I've made the following layout manager class:
public class MainFrameLayout extends BorderLayout
{
private final JPanel north, center, south;
/**
* Constructor for this layout.
*/
public MainFrameLayout()
{
super();
north = new JPanel(new FlowLayout(FlowLayout.CENTER, 5, 0));
center = new JPanel();
center.setLayout(new BoxLayout(center, BoxLayout.Y_AXIS));
south = new JPanel(new FlowLayout(FlowLayout.CENTER, 5, 0));
north.setVisible(true);
center.setVisible(true);
south.setVisible(true);
super.addLayoutComponent(north, NORTH);
super.addLayoutComponent(center, CENTER);
super.addLayoutComponent(south, SOUTH);
}
@Override
public void addLayoutComponent(Component comp, Object constraints)
{
if (!(constraints instanceof MainFrameLayoutConstraints))
throw new IllegalArgumentException("Invalid constraints");
switch ((MainFrameLayoutConstraints) constraints)
{
case NORTH:
north.add(comp);
break;
case CENTER:
center.add(comp);
break;
case SOUTH:
south.add(comp);
break;
}
}
}
MainFrameLayoutConstraints
is a generic enum
class with only NORTH
, CENTER
, and SOUTH
variants.
I attempted to use this layout in the following application:
public class MyApplication extends JFrame
{
private final JFormattedTextField caseNumberBox;
public MyApplication()
{
super("A Title Thingy");
this.setDefaultCloseOperation(DISPOSE_ON_CLOSE);
NumberFormat caseNumberFormat = NumberFormat.getIntegerInstance();
caseNumberBox = new JFormattedTextField(caseNumberFormat);
caseNumberBox.setColumns(20);
this.setLayout(new MainFrameLayout());
this.add(new JLabel("Major Release Case: "), MainFrameLayoutConstraints.NORTH);
this.add(caseNumberBox, MainFrameLayoutConstraints.NORTH);
this.pack();
this.setVisible(true);
}
/**
* @param args the command line arguments
*/
public static void main(String[] args)
{
MyApplication app = new MyApplication();
}
}
Why, when I run this application, are my components (the label and text field) invisible even though the call to pack()

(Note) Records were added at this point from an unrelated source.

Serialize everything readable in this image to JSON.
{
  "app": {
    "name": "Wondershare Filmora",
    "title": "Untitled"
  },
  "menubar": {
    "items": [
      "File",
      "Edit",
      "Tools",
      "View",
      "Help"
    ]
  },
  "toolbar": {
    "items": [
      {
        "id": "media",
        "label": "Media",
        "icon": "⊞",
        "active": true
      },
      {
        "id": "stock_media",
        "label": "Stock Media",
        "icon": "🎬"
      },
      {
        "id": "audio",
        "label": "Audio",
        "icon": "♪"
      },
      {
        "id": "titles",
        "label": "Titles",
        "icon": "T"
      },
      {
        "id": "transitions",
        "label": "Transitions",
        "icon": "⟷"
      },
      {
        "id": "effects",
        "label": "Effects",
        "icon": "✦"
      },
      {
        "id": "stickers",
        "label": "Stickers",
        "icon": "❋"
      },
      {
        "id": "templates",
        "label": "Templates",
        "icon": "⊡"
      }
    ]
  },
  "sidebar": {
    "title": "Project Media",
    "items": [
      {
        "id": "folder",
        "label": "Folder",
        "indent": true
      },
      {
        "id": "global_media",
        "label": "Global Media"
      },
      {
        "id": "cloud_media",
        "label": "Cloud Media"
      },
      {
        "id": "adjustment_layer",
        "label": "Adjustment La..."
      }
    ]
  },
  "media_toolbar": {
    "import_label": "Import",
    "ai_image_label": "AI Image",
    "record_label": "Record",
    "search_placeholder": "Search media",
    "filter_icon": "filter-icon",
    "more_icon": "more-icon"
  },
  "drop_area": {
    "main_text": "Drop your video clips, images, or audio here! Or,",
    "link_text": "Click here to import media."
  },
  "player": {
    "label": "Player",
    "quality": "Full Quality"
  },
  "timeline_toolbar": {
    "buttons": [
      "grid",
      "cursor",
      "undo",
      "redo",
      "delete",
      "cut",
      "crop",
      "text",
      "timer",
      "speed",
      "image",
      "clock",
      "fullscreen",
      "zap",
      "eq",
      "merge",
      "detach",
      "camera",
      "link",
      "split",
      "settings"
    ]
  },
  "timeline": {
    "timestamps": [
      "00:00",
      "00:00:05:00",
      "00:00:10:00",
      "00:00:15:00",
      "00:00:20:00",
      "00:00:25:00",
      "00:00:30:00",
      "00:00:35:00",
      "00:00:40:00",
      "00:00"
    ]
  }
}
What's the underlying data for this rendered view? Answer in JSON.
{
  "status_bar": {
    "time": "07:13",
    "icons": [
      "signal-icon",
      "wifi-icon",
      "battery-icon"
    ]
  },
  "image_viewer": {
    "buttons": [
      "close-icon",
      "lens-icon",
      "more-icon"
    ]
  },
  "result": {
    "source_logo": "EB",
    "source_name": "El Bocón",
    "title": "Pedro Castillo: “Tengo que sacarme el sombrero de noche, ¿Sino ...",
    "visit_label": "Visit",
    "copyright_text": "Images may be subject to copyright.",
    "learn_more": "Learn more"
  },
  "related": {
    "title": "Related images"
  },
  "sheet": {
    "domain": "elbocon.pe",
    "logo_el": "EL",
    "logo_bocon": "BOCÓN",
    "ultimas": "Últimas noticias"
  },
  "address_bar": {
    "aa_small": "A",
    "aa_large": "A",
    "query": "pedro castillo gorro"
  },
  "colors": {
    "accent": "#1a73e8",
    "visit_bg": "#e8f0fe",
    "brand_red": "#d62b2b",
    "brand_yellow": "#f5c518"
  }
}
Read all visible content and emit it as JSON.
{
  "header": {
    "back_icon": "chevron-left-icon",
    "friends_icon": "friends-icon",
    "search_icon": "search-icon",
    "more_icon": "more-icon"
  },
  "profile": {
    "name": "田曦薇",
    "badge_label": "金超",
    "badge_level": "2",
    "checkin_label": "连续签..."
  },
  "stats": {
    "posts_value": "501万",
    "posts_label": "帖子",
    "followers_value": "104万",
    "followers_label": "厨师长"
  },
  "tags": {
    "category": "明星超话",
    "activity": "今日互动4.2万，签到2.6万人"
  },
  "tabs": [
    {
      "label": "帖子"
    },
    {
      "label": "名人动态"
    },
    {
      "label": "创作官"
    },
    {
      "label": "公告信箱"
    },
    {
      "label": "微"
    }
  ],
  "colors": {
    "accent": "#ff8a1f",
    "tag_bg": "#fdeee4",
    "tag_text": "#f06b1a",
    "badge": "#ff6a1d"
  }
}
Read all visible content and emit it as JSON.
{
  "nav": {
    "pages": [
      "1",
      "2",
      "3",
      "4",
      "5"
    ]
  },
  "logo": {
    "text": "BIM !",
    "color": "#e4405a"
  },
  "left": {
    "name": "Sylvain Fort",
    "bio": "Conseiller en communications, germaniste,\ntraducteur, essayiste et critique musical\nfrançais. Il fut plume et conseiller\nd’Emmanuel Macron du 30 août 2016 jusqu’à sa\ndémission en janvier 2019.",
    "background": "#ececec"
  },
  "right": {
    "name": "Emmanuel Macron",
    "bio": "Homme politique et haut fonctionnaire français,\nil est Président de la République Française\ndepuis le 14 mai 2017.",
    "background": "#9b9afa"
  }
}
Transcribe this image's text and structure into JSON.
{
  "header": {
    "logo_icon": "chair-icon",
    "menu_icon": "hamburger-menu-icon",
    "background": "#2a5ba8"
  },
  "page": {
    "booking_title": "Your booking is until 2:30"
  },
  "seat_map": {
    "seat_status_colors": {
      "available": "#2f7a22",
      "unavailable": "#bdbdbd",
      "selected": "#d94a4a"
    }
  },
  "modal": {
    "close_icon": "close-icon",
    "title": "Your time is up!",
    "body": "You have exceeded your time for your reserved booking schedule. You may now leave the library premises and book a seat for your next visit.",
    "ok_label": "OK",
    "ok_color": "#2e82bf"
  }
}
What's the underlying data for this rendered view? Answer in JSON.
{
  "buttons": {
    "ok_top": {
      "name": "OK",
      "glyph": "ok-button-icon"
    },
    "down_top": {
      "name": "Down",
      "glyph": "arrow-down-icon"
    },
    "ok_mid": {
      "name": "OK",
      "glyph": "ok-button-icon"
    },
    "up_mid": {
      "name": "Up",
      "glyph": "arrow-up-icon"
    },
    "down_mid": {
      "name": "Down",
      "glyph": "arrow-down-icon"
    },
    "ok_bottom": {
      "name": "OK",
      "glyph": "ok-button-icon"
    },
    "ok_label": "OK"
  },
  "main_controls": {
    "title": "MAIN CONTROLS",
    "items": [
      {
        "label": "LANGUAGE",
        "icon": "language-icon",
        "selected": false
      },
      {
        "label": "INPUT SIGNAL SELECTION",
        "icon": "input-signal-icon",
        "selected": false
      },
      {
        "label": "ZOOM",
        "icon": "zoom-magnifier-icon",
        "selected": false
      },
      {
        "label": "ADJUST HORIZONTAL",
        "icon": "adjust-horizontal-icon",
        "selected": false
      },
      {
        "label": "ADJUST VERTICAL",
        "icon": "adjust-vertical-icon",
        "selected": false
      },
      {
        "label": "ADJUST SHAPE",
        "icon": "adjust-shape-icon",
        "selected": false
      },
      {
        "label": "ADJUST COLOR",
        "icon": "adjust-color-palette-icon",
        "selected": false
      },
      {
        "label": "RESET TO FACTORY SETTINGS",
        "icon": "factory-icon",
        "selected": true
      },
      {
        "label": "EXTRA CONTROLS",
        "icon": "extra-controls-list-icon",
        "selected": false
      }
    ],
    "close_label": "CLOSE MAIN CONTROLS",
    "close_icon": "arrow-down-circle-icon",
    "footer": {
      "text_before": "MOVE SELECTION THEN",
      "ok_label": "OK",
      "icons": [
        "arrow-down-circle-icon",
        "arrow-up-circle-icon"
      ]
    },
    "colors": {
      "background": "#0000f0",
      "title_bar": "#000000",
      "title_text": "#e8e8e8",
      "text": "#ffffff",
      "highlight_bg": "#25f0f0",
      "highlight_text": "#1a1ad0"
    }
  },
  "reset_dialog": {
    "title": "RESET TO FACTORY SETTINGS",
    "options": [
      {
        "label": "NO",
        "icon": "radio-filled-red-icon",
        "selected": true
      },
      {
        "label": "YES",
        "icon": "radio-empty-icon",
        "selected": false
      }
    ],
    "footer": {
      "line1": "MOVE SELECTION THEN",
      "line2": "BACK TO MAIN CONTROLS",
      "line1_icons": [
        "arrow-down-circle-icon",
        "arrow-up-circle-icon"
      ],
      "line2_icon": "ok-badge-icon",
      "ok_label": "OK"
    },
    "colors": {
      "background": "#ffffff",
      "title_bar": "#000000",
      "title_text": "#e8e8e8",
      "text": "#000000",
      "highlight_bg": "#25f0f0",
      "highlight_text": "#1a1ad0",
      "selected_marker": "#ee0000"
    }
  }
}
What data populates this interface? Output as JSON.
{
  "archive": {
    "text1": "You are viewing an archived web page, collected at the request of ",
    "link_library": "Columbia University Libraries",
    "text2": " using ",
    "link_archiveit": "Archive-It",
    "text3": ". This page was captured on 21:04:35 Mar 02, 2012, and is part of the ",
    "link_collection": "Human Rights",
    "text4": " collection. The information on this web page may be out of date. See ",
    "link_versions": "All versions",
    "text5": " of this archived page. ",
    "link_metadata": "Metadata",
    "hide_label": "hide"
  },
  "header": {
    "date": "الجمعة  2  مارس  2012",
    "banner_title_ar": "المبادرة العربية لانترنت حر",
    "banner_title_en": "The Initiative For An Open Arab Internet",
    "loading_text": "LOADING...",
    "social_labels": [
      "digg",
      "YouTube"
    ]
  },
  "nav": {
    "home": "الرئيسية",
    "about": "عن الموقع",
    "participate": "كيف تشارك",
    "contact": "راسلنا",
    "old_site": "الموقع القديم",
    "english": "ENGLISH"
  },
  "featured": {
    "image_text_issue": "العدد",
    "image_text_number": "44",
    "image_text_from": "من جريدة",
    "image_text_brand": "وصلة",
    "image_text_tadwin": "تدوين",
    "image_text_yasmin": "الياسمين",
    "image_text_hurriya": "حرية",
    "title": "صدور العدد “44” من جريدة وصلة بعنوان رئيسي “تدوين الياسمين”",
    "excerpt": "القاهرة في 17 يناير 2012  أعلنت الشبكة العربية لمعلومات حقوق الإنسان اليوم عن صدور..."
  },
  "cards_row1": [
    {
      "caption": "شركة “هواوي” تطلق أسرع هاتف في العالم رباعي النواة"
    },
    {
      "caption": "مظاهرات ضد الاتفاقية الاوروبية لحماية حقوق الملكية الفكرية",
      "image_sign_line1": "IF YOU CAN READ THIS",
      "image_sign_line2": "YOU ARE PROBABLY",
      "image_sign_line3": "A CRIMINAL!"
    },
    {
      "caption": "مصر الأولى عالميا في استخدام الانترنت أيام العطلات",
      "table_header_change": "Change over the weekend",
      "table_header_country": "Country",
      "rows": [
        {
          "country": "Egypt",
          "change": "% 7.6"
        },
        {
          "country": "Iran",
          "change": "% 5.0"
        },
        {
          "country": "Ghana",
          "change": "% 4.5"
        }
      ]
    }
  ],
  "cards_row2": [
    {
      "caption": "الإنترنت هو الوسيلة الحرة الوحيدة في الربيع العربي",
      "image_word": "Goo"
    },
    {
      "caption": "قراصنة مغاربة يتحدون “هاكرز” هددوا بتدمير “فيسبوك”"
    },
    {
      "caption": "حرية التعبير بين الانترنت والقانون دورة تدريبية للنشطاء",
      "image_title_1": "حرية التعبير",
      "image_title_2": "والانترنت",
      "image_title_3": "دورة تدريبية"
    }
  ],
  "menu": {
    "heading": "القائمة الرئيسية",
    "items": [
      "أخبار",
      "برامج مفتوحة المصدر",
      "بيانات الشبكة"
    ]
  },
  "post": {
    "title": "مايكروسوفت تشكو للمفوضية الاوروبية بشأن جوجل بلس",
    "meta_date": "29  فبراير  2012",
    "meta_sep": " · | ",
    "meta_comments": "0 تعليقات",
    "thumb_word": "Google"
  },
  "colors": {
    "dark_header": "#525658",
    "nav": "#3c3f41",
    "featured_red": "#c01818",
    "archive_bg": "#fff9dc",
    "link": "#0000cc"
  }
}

sized the window appropriately to fit those fields?
The reason for the behaviour is trying to create components inside the layout manager. While MainFrameLayout
calls super.addLayoutComponent()
for the components it creates, these are not added to the parent component itself. Therefore, the components you add to the frame count for the frame's preferred size calculation, as that's delegated to BorderLayout
which assumes the content pane contains panels you created in the MainFrameLayout
constructor, but they never get drawn as the panels haven't actually been added to the content pane.
A custom layout manager is the wrong tool for what you're trying to achieve. Simply use a nested layout.